A typical dairy farm in India
Dairy farmers in India are in crisis. High input prices and declining milk prices have pushed them to the wall. But the consumer prices remain firm, showing no signs of declining.
When NCP leader Praful Patel said in Parliament during the debate on FDI in retail how in Baramati in Maharashtra, agriculture minister Sharad Pawar had ensured that dairy farmers got a minimum prices of Rs 20 per litre for milk, I was amused. This is not a fair price, but a depressed price being paid to farmers. All cooperatives and private plants are paying around the same to mil producers.
Saddled with huge stocks of skimmed milk powder, and with a weak export demand, the dairy industry is trying to minimise its losses. It is therefore passing on the losses to primary producers. Now such a situation is not peculiar only to India. Let us therefore try to understand how the international community reacted to a dip in prices.
In 2009, about 20 per cent of 1,800 dairy farms in California, for instance, had shut down unable to survive at times of higher feed and transportation costs. Similarly, in 2009, when international milk prices had dipped to a low, the European Union defied the World Trade Organisation (WTO) and reintroduced milk subsidies. It provided Rs 3,600 crore in subsidies to its dairy farmers to offset the losses incurred.
While US/EU have always made efforts to rescue their dairy farmers, I have never understood the rationale of letting domestic dairy farmers shut down when farm prices fall for no fault of theirs. With private and cooperative dairy industry reducing the milk prices to Rs 20.50 a litre, it is certainly uneconomical to maintain a dairy herd. In Punjab, Gujarat, Maharashtra and Rajasthan, quite a large number of dairy farmers have opted out.
Let us see how Europe coped up with the crisis. In European Union, there are 10 lakh dairy farmers.Collectively, they produce more milk than what is produced in India or for that matter in America. As per WTO norms, EU was supposed to have phased out its burgeoning dairy subsidies. But who cares when it comes to domestic interests. EU reinstated subsidies to support milk production as well as for export when it was hit by economic recession. By doing so it has been able to capture 32 per cent of the global market for dairy products by volume.
According to the Dairy Farmers of Canada (DFA), EU dairy farmers receive subsidies to the tune of Rs 3.96 lakh crore every year.

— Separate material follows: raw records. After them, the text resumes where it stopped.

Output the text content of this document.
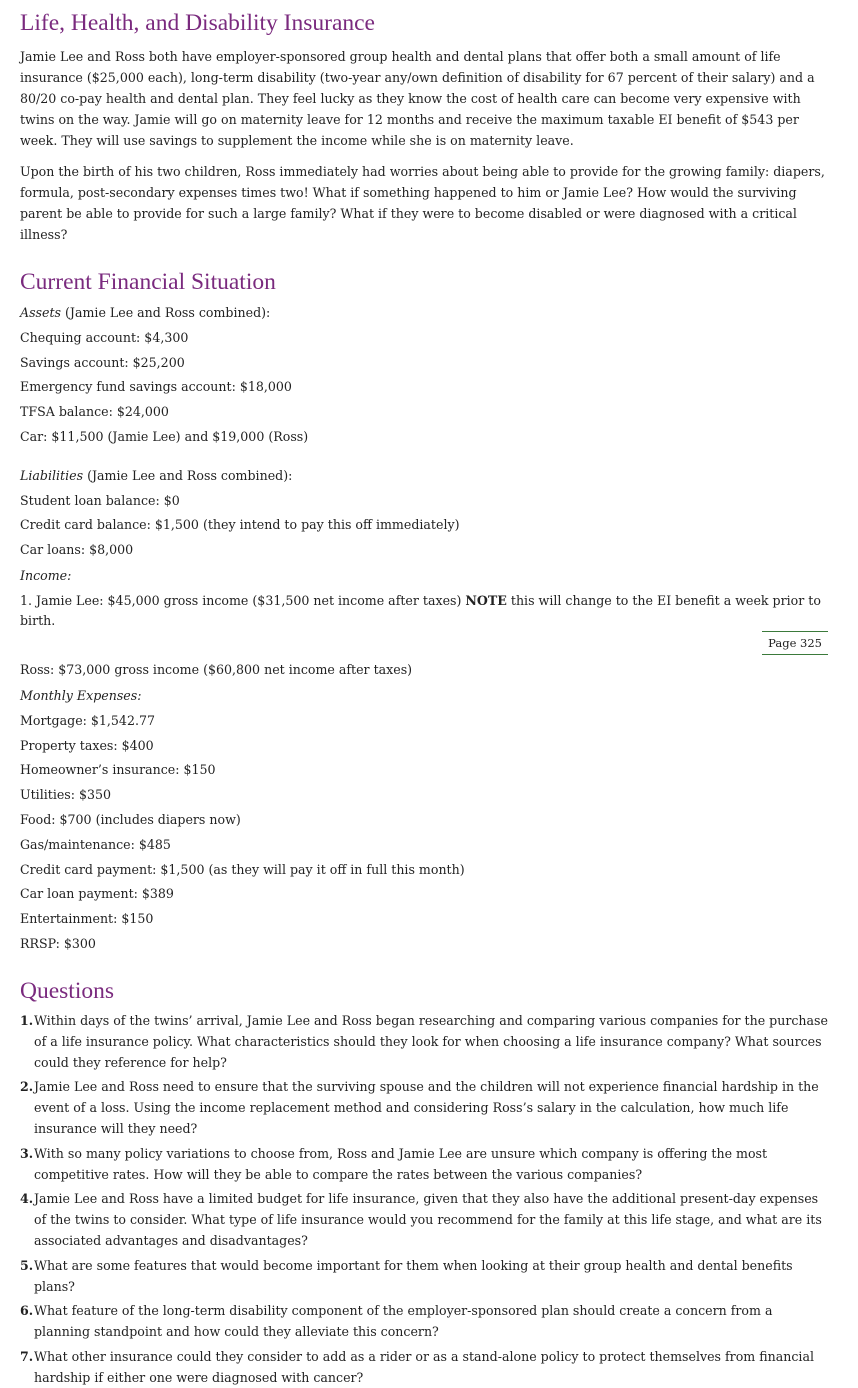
Life, Health, and Disability Insurance

Jamie Lee and Ross both have employer-sponsored group health and dental plans that offer both a small amount of life insurance ($25,000 each), long-term disability (two-year any/own definition of disability for 67 percent of their salary) and a 80/20 co-pay health and dental plan. They feel lucky as they know the cost of health care can become very expensive with twins on the way. Jamie will go on maternity leave for 12 months and receive the maximum taxable EI benefit of $543 per week. They will use savings to supplement the income while she is on maternity leave.

Upon the birth of his two children, Ross immediately had worries about being able to provide for the growing family: diapers, formula, post-secondary expenses times two! What if something happened to him or Jamie Lee? How would the surviving parent be able to provide for such a large family? What if they were to become disabled or were diagnosed with a critical illness?

Current Financial Situation
Assets (Jamie Lee and Ross combined):
Chequing account: $4,300
Savings account: $25,200
Emergency fund savings account: $18,000
TFSA balance: $24,000
Car: $11,500 (Jamie Lee) and $19,000 (Ross)
Liabilities (Jamie Lee and Ross combined):
Student loan balance: $0
Credit card balance: $1,500 (they intend to pay this off immediately)
Car loans: $8,000
Income:
1. Jamie Lee: $45,000 gross income ($31,500 net income after taxes) NOTE this will change to the EI benefit a week prior to birth.
Page 325
Ross: $73,000 gross income ($60,800 net income after taxes)
Monthly Expenses:
Mortgage: $1,542.77
Property taxes: $400
Homeowner’s insurance: $150
Utilities: $350
Food: $700 (includes diapers now)
Gas/maintenance: $485
Credit card payment: $1,500 (as they will pay it off in full this month)
Car loan payment: $389
Entertainment: $150
RRSP: $300
Questions
1. Within days of the twins’ arrival, Jamie Lee and Ross began researching and comparing various companies for the purchase of a life insurance policy. What characteristics should they look for when choosing a life insurance company? What sources could they reference for help?
2. Jamie Lee and Ross need to ensure that the surviving spouse and the children will not experience financial hardship in the event of a loss. Using the income replacement method and considering Ross’s salary in the calculation, how much life insurance will they need?
3. With so many policy variations to choose from, Ross and Jamie Lee are unsure which company is offering the most competitive rates. How will they be able to compare the rates between the various companies?
4. Jamie Lee and Ross have a limited budget for life insurance, given that they also have the additional present-day expenses of the twins to consider. What type of life insurance would you recommend for the family at this life stage, and what are its associated advantages and disadvantages?
5. What are some features that would become important for them when looking at their group health and dental benefits plans?
6. What feature of the long-term disability component of the employer-sponsored plan should create a concern from a planning standpoint and how could they alleviate this concern?
7. What other insurance could they consider to add as a rider or as a stand-alone policy to protect themselves from financial hardship if either one were diagnosed with cancer?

These massive subsidies insure dairy farmers against the volatility of the markets, and at the same time enable them to dump subsidised milk onto developing countries. Looking for an export market, EU is flexing its muscle and under the proposed EU-India Free Trade Agreement (FTA) it wants milk tariffs to be slashed by 90 per cent. EU is seeing India as a big market for its milk and milk products, and all indicators are that India will open up its domestic dairy market for EU imports.
Lesser number of farms
In America, on the other hand, the number of dairy farms has come down by 61 per cent since 1992, and only 51,480 dairy farms now exist. These farms received subsidies worth Rs 27,500 crore since 2009, which in other words means a third of its milk price is subsidised. These subsidies come under several programmes: milk income loss contract payment; market loss assistance; milk income loss transitional payment; dairy economic loss assistance programme; milk marketing fees; dairy disaster assistance; and dairy indemnity.

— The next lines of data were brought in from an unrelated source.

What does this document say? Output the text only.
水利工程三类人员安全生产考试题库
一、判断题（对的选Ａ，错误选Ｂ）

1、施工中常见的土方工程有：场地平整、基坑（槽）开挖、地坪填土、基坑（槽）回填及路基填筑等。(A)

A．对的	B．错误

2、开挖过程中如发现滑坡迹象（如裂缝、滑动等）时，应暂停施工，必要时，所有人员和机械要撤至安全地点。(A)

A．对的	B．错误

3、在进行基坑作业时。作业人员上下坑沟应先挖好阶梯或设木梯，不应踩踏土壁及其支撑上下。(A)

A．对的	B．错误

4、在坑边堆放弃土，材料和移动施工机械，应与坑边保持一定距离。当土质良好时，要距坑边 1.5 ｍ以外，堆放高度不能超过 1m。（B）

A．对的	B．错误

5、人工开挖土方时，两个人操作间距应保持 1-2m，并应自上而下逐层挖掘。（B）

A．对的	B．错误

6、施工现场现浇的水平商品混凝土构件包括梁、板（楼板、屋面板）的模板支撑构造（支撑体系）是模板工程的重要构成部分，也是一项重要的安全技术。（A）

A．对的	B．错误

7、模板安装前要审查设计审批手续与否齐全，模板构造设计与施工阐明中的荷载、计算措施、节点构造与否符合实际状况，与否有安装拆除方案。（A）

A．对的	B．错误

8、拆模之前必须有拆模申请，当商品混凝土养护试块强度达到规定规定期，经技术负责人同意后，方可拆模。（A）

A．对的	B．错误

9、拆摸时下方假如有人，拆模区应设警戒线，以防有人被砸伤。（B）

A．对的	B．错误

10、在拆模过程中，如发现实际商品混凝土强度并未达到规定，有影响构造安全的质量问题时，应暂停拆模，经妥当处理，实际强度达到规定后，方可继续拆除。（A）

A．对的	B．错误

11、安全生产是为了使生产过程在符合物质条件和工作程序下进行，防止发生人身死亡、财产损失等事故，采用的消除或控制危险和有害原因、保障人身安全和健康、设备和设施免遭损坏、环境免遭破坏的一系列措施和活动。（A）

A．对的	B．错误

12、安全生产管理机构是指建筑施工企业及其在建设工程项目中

Interestingly, cash subsidies in the US are doled out under Dairy Export Incentive Programme. EU on the other hand subsidises nearly 50 per cent of its dairy exports.
Let me also dispel another commonly held notion. In an era of market economy, it is generally believed that American/European farmers are dependent entirely on the private supply chain. It’s not so. After March 2009, EU had restarted buying surplus butter and milk from dairy farmers at an intervention price of Euro 2,218 and Euro 1,698 per tonne, respectively. In America, milk price support programme ensures that the government buys any surplus amount of cheese, butter and non-fat dry milk at a minimum price. In addition, since 2002, it has introduced a programme to distribute cash subsidies to milk producers when prices fall below a set limit. I see no reason why state governments cannot provide such subsidy support to its dairy farmers when prices fall.
It’s not as if state governments do not have resources. Punjab, for instance, had made available Rs 1250 crore in interest free loan spread over five years and on top of it gave a 15-year tax holiday to steel tycoon Laxmi Mittal for investing in the Bathinda refinery. I see no reason why it cannot rescue small dairy farmers who are gradually sinking.
Therefore, to begin with, state governments should consider subsidising the cooperatives to raise the milk procurement price to at least Rs 25 per litre. Secondly, it should also reduce the bank interest on loans taken from existing 12.5 per cent to 7 per cent.
The Centre and the state government should consider measures to rescue milk producers before they start giving up the sector leading to serious shortages and forcing India to become an importer of this vital commodity.